I believe it’s working locally, right?
h
Yeah, it is working locally, it is also working if we create the separate task for the result like as
Copy code
@task
def generate_normal_df():
   l=[]
    
   result= DatabricksTask("","").get_sql(<any sql query>)
   print(result)
   for i in result:
         l=l.append(i)
         print(l)
         return l

@task
def compute_stats(df:pd.DataFrame) -> pd.DataFrame:
    return df

@workflow
def wf():
    return generate_normal_df()

if __name__ == "__main__":
    print(wf())
But if we are not creating a separate task for result and trying the result as an individual statement outside the task, it is giving error
t
Um, it should work when used as a separate task.

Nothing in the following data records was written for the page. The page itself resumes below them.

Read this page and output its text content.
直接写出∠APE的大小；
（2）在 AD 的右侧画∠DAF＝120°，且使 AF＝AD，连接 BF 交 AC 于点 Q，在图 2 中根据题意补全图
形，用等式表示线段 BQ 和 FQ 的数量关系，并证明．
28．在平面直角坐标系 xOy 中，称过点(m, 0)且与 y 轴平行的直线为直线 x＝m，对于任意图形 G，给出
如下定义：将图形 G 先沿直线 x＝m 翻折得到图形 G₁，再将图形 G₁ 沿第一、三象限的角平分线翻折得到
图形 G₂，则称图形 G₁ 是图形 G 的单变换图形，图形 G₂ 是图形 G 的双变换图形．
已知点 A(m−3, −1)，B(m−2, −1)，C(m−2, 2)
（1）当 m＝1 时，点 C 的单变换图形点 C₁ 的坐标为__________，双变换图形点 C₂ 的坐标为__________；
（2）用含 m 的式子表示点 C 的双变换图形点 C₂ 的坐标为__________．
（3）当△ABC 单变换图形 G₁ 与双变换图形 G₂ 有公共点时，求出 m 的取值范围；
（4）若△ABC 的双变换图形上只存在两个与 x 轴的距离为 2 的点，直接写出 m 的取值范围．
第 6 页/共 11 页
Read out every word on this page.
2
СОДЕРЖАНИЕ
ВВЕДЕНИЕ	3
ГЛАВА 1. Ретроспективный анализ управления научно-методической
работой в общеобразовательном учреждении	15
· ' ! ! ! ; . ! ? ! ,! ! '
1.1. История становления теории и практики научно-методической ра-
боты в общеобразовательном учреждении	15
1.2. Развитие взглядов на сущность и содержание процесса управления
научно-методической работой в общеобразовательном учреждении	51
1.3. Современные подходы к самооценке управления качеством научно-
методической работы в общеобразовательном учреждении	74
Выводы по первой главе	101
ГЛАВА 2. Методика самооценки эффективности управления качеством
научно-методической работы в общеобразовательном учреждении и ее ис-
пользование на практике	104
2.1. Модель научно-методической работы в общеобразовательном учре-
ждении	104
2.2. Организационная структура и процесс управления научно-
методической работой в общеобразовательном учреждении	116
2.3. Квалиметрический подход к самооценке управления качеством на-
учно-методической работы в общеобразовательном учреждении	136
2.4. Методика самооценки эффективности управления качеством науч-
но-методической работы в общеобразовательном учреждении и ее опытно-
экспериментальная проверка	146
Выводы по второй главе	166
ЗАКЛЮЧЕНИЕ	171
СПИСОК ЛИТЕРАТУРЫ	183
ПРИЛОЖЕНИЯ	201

Is there a way for you to look at the databricks logs?
h
ok @tall-lock-23197
It is working when used as a separate task but it is not working if we are not creating the task for retrieving the result
t
Have you checked the databricks logs?
h
@handsome-noon-32363, can you also share the code you're using for
DatabricksTask
? It feels a bit weird that we're calling
get_sql
and that itself is reaching out to databricks. Ideally
DatabricksTask
should behave similarly to SQLite3Task. Note how it's used in a workflow: https://github.com/flyteorg/flytesnacks/blob/master/cookbook/integrations/flytekit_plugins/sql/sqlite3_integration.py
157 Views